The main limitation of our study is the observational study design; consequently, we cannot conclude about causality or any mechanistic pathways. Despite being validated in pregnancy [36], measurement of %BF by bioimpedance could be influenced differently at 2nd trimester by the presence of larger amount of body water, the placenta and the fetus. We used validated questionnaires for self-report of physical activity and nutrition, but direct measurements of energy intake and expenditure would have provided greater precision. Our population is mainly of European descent, so our results might not apply to other ethnicities.

Conclusions

In summary, our results suggest that body weight regulation by leptin during the second half of pregnancy does not follow the physiologic role as an adipostat with negative feedback to CNS that is classically attributed to leptin. We revealed a positive association between higher 2nd trimester leptin levels and greater subsequent GWG in normal weight women, and this association was stronger in overweight women. Our findings suggest a potential feed forward mechanism where higher leptin levels could signal the need to increase food intake and lead to greater weight gain. Feed forward loops are rare in human physiology, but are well known in the reproductive endocrine system – such as the menstrual cycle [37]. Mechanistic studies will be necessary to test this hypothesis and elucidate these mechanisms at the CNS and peripheral levels.
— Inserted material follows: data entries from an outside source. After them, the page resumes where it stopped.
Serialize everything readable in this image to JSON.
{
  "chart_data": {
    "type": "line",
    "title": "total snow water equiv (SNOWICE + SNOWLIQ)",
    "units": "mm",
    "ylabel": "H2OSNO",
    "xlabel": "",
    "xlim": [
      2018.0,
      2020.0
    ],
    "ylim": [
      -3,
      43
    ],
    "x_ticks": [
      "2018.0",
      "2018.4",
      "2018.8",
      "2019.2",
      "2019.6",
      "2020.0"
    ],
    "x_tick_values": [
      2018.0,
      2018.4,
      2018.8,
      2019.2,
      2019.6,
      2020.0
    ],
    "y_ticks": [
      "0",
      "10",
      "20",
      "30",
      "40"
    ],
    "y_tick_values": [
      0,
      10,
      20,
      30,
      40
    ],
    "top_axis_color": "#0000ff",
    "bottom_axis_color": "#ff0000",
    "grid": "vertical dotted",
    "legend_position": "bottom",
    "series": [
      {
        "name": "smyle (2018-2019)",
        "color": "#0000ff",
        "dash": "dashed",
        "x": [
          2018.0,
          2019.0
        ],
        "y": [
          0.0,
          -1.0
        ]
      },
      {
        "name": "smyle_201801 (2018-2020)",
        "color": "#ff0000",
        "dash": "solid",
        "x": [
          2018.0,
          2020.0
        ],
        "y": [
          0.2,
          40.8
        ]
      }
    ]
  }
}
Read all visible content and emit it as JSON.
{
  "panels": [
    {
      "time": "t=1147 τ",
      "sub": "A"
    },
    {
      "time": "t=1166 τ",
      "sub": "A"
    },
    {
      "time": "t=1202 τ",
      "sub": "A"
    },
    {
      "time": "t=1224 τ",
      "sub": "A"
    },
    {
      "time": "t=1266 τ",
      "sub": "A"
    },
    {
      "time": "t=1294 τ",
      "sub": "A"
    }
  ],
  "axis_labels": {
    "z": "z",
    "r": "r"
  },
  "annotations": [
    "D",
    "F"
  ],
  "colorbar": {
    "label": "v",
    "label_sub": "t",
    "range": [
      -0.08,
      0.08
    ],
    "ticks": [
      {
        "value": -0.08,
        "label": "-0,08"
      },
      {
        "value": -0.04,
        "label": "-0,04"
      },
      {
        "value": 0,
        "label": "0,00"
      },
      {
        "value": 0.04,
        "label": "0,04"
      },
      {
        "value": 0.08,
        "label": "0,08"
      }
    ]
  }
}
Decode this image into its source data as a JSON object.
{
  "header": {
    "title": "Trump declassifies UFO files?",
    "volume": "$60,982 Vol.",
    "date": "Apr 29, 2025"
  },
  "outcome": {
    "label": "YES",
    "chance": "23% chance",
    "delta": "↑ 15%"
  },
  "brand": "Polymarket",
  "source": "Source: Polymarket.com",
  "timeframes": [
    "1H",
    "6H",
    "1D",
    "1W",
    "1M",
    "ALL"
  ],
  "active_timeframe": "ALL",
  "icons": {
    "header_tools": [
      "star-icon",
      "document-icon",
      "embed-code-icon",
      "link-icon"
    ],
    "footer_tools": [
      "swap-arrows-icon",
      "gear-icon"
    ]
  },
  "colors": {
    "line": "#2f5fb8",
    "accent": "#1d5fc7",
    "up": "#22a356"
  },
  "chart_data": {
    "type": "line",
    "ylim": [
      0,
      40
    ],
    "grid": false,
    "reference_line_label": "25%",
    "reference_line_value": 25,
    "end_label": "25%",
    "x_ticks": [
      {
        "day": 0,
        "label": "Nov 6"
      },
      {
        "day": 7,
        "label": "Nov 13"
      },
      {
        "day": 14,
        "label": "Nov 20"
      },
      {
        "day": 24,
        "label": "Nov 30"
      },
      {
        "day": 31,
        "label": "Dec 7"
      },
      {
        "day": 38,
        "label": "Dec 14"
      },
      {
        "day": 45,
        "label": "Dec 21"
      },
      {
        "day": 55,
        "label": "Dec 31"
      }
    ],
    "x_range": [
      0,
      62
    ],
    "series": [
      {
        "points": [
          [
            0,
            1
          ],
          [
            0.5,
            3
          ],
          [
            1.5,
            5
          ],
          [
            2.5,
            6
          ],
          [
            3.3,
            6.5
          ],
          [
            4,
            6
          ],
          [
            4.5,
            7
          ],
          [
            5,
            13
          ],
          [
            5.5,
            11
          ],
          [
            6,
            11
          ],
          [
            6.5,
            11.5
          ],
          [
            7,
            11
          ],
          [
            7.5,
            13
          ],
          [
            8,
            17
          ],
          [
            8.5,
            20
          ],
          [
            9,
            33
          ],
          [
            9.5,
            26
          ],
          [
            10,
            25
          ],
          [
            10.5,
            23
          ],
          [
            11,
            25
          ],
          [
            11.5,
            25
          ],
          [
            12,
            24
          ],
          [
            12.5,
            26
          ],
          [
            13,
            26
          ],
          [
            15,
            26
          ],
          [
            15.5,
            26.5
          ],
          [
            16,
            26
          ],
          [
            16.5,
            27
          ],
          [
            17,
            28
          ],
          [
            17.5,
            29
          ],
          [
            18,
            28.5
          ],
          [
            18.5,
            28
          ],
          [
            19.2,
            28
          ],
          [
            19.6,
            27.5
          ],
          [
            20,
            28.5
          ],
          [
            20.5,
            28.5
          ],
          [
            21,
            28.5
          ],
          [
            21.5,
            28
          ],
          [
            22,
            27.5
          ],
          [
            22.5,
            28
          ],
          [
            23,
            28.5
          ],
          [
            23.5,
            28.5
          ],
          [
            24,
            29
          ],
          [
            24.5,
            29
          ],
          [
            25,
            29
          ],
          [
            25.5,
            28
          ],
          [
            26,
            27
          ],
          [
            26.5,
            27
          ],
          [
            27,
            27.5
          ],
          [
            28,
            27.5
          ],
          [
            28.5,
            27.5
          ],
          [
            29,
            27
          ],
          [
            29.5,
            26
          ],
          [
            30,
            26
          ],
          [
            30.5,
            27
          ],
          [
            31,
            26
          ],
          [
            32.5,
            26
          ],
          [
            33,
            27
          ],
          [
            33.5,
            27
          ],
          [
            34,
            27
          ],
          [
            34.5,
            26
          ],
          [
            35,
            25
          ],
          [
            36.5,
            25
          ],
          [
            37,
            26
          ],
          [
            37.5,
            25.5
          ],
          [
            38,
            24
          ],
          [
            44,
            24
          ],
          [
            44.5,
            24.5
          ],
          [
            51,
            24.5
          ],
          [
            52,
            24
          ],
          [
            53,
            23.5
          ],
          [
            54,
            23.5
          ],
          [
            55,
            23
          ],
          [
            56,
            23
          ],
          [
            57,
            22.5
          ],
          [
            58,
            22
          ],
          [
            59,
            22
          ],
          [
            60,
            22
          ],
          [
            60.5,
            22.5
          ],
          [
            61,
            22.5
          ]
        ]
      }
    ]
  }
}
Ethics approval and consent to participate

The Centre Hospitalier Universitaire de Sherbrooke human-research ethics committee approved the project and all women gave a written informed consent before they were included in the study, in accordance with the Declaration of Helsinki.

Consent for publication

Not applicable.

Availability of data and materials

The dataset supporting the conclusions of this article is available upon request.